Tempo Fugit Saturday 28th Sept

Saturday morning turned out fine, quite warm and sunny at the 9.30 start. Much better than the forecast of rain and high winds for Sunday. This ride had a specific purpose – a bit of tempo training. Let me explain.

Some of our Anerley ladies have booked up a cycling adventure for next April, in Mallorca. For those who know what cyclists go there for, the jewel in the crown is Sa Calobra – The Serpent.

But the above is just part of this serpentine monster climb. First you have go down to the little bay at the bottom of the hill, and then climb back up from sea level. It is then all up for 10.3 k (6 miles). Although the statistics say the average gradient is “only” 6.5%, the numbers appear to tell a different story. As you can see from the profile below, there are sections where the the gradient increases to 10 and 11%

But there is no backing out now – flights, hotel and bike hire are already booked!

So getting back to this day’s bike ride. The purpose of which, was to do a recce for some tempo paced hill training sessions during the coming winter months. Of course we do not have long hills in and around our area. But this problem is easily overcome by doing hill repeats. For example, Box Hill, Toys Hill from Brasted to the top, and Beddlestead Lane are all approx 2 mile climbs. So 3 repeats gives us the target climb of 10k/6 miles, with of course Beddlestead being the easiest to start with.

So how do we go about putting this training into practise?
You might think that the answer is to do shorter efforts at higher intensities, but all that means, is that you will be able to go out harder, before faltering on those longer climbs. The key is not training to go faster, but to train not to slow down.
This is best achieved by some extended training at tempo pace. The ultimate aim of which, is to be able to sustain a tempo paced intensity on the climbs, for an hour or more.

To do this, the training sessions will start off conservatively, with say two or three 10 minute tempo pace intervals with five minutes of gently paced recovery in between the efforts. Then over the weeks, progressively work our way up to 3 or 4 x 12 to 15 minute intervals. This will get us up to an accumulated total of an hours climbing, but using our shorter. local hills.

Climbing a hill at tempo pace teaches your muscles to recruit more fibres. This results in more power and better fuel economy. Working at a moderate intensity, makes it an easier and more fun way of doing a workout. You don’t need to hammer. Just get the pace up to where you are breathing a little harder, whilst still being able to keep talking in shorter sentences with your friends.

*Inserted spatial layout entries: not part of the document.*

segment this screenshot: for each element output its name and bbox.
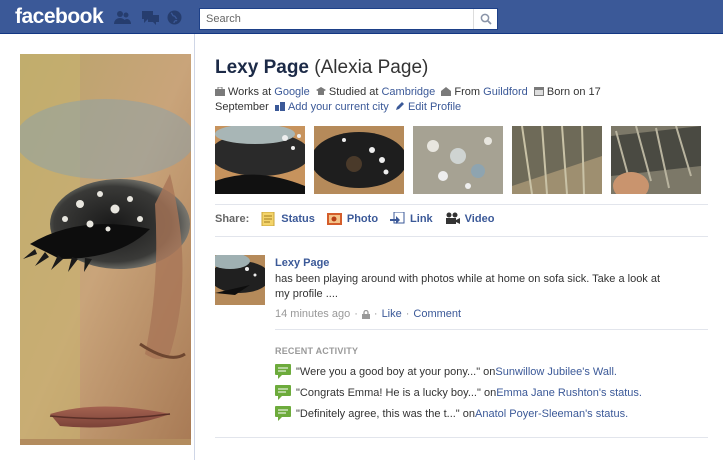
- story-meta: 14 minutes ago · · Like · Comment: [275, 307, 462, 322]
- share-link-button[interactable]: Link: [390, 212, 433, 226]
- facebook-logo[interactable]: facebook: [15, 5, 104, 29]
- photo-thumbnail[interactable]: [611, 126, 701, 194]
- share-photo-button[interactable]: Photo: [326, 212, 378, 226]
- comment-link[interactable]: Comment: [413, 307, 461, 322]
- activity-item: "Were you a good boy at your pony..." on…: [275, 364, 617, 379]
- like-link[interactable]: Like: [382, 307, 402, 322]
- divider: [215, 437, 708, 438]
- activity-target-link[interactable]: Anatol Poyer-Sleeman: [475, 408, 585, 420]
- edit-profile-link[interactable]: Edit Profile: [408, 101, 461, 113]
- house-icon: [441, 87, 452, 96]
- story-author-avatar[interactable]: [215, 255, 265, 305]
- photo-thumbnail[interactable]: [314, 126, 404, 194]
- story-author-link[interactable]: Lexy Page: [275, 256, 675, 271]
- activity-target-suffix[interactable]: 's status.: [585, 408, 628, 420]
- search-input[interactable]: [200, 9, 472, 29]
- magnifier-icon: [480, 13, 492, 25]
- activity-target-suffix[interactable]: 's Wall.: [582, 366, 617, 378]
- story-timestamp[interactable]: 14 minutes ago: [275, 307, 350, 322]
- comment-bubble-icon: [275, 406, 291, 421]
- activity-target-suffix[interactable]: 's status.: [599, 387, 642, 399]
- share-bar: Share: Status Photo Link Video: [215, 212, 506, 226]
- briefcase-icon: [215, 87, 225, 96]
- pencil-icon: [395, 102, 404, 110]
- share-video-button[interactable]: Video: [445, 212, 494, 226]
- profile-info: Works at Google Studied at Cambridge Fro…: [215, 86, 601, 113]
- comment-bubble-icon: [275, 385, 291, 400]
- lock-icon: [361, 310, 370, 319]
- divider: [215, 236, 708, 237]
- photo-thumbnail[interactable]: [413, 126, 503, 194]
- video-camera-icon: [445, 212, 460, 224]
- divider: [215, 204, 708, 205]
- graduation-cap-icon: [315, 87, 326, 95]
- recent-activity-title: RECENT ACTIVITY: [275, 346, 359, 356]
- studied-link[interactable]: Cambridge: [381, 86, 435, 98]
- activity-item: "Definitely agree, this was the t..." on…: [275, 406, 628, 421]
- activity-item: "Congrats Emma! He is a lucky boy..." on…: [275, 385, 642, 400]
- city-icon: [274, 102, 285, 111]
- profile-name: Lexy Page: [215, 57, 309, 78]
- search-box: [199, 8, 498, 30]
- share-status-button[interactable]: Status: [261, 212, 315, 226]
- profile-picture[interactable]: [20, 54, 191, 445]
- profile-name-heading: Lexy Page (Alexia Page): [215, 57, 428, 79]
- story: Lexy Page has been playing around with p…: [275, 256, 675, 322]
- add-city-link[interactable]: Add your current city: [288, 101, 389, 113]
- link-icon: [390, 212, 405, 224]
- share-label: Share:: [215, 213, 250, 225]
- top-bar: facebook: [0, 0, 723, 34]
- friend-requests-icon[interactable]: [114, 10, 131, 25]
- notifications-globe-icon[interactable]: [166, 10, 183, 25]
- calendar-icon: [533, 87, 544, 96]
- photo-icon: [326, 213, 342, 225]
- comment-bubble-icon: [275, 364, 291, 379]
- activity-target-link[interactable]: Sunwillow Jubilee: [495, 366, 582, 378]
- activity-target-link[interactable]: Emma Jane Rushton: [496, 387, 599, 399]
- status-note-icon: [261, 212, 275, 226]
- photo-thumbnail[interactable]: [512, 126, 602, 194]
- story-text: has been playing around with photos whil…: [275, 273, 661, 300]
- photo-thumbnail[interactable]: [215, 126, 305, 194]
- messages-icon[interactable]: [142, 10, 159, 25]
- hometown-link[interactable]: Guildford: [483, 86, 528, 98]
- works-link[interactable]: Google: [274, 86, 309, 98]
- alternate-name: (Alexia Page): [314, 57, 429, 78]
- search-button[interactable]: [473, 9, 497, 29]
- divider: [275, 329, 708, 330]
- column-divider: [194, 34, 195, 460]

On our way out to our tea stop at Chiddingstone, our recce ride took us up Beddlestead, Ide Hill and several other shorter climbs. We did all of these at an approximate tempo pace. So, much more time climbing than we will be doing at the start of our progressive training sessions. These will start at the beginning of November.

At our well earned tea stop, it was for me, a most unexpected case of tempus fugit – time flies by – as I was presented with an 80th birthday card and much more from all you wonderful members of Anerley B.C. Thank you all, I really am touched by your thoughtfulness.

But soon we had to get back to tempo fugit, but with tired legs it was a bit less fugit! Especially the climb from Four Elms, up past Chartwell and finally up from Westerham to Botley Hill Farm and home. A total ride distance for me of just over 47 miles, and I don’t mind admitting that I was knackered!
Des.

Of course these training ideas are not mine, but just from a little bit of exercising my fingers on the P.C. The sources are a number of highly regarded cycling coaches. For example this well known coach, who wrote an article about getting the most out of limited time during the winter months. Just what we needed! See https://fascatcoaching.com/tips/tempo-training/

I have now, just had an update from Jo who has sent me her stats for our Saturday Ride. Snowdon is 3,560 ft so we did well!
Thanks Jo and to all the others in my supporting team.